Sitting on the beach in the little fishing village of Apollonas on the northern tip of the Greek island of Naxos, I pick up a beautifully smooth pebble. Nothing unusual about that, except this one is made of high quality marble and has the most gorgeous translucency and lustre, glowing like the skin of a goddess when washed by the seas.
I imagine some love-sick teenager a couple of thousand years ago, longing for the curves of a girl and caressing such stone. I reach over and grab an alternative pebble, this time one made from granite I think, and wonder how malleable this stone would be. Very is the answer, as it only takes a few minutes to cut a soft groove. I imagine the early attempts might have been primitive, but classical Greek sculpture has a history of several thousand years so it isn't like they were in any hurry.
Naxos and Paros are just loaded with with the stuff. It's certainly the only place I have ever been where they make dry stone walls from it. Town squares and streets are paved with it. Doorway lintels and arches are made from it. Tables and bathrooms covered with it.
Unfortunately the weather on the Greek Islands at this time of year can be changable and getting off Naxos proved to be somewhat challenging. High winds and angry clouds dominated the horizons, so perhaps it wasn't surprising that they cancelled all the ferries, even the large ones. It probably wasn't so much that the seas were too rough as much as they just weren't sure how rough they were actually going to be.
After being stranded for an extra day we tried again, even though the weather really wasn't much better with the other islands completely disappearing in the gloomy squalls. So with all our luggage, two children and two strollers in tow we joined all the other passengers waiting for the ferry to arrive as the angry clouds turned blacker still, the rain became horizontal, and was soon joined by thunder and lightning.
It was just at this moment that the ferry chose to try to arrive, looming out of the gloom. It looked so close that I think the captain missed the harbour entirely on the first run, was way out of position on the second run, and finally sailed off out of the harbour, turned around and had another go, managing to dock on the third try.
All the soggy passengers stormed aboard including yours truly with a rucksac on my back, camera bag over my neck, stroller by one arm and 20Kg boy by the other. This wasn't the sort of place you wanted a 3 year old to dawdle or wander around.

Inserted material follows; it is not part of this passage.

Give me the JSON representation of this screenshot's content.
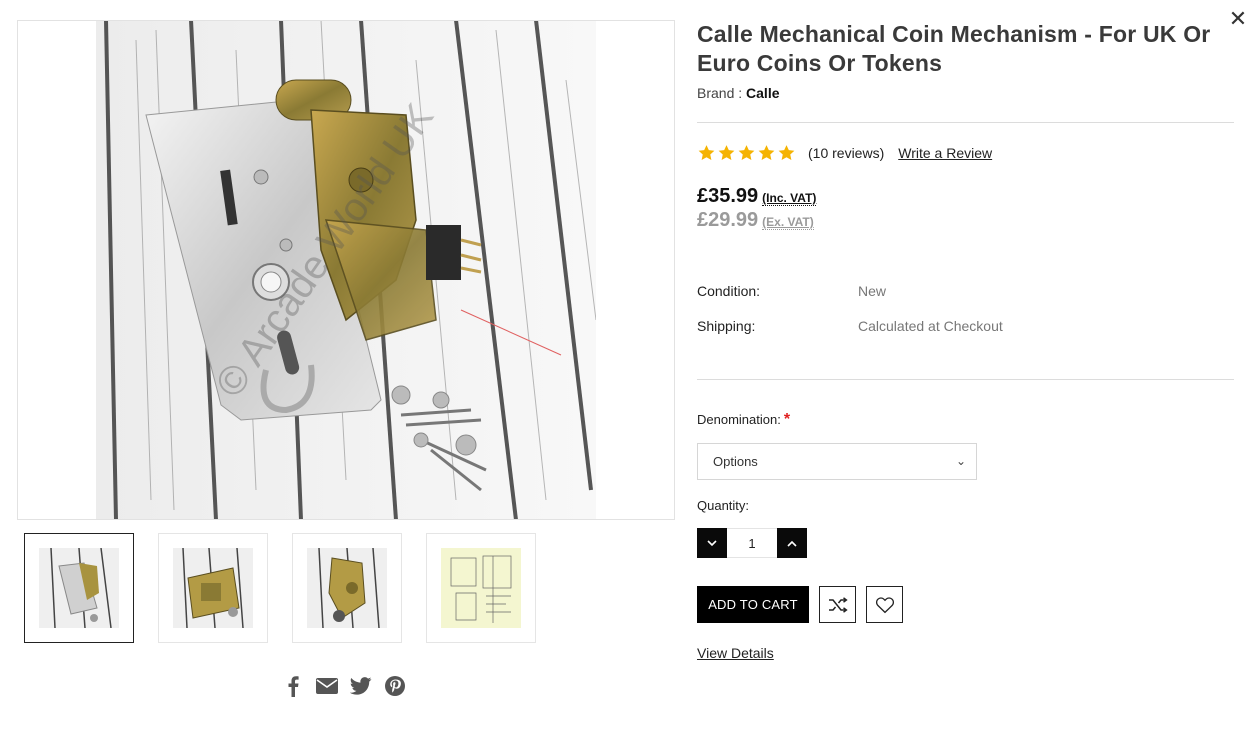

Naxos and Paros, despite thin descriptions in the guidebooks, turned out to be fascinating, pleasant and a welcome surprise, the winding town streets full of whitewashed houses and fine architectural details, everything in fact you imagine a Greek island town to be.
But as we explore, all to briefly, some of these delightful island villages, which are turning into ghost towns at this time of year, it gradually dawns on us that we are following a theme as all the places we like have significant Venetian influences.
Quite appropriate I suppose, given where we started!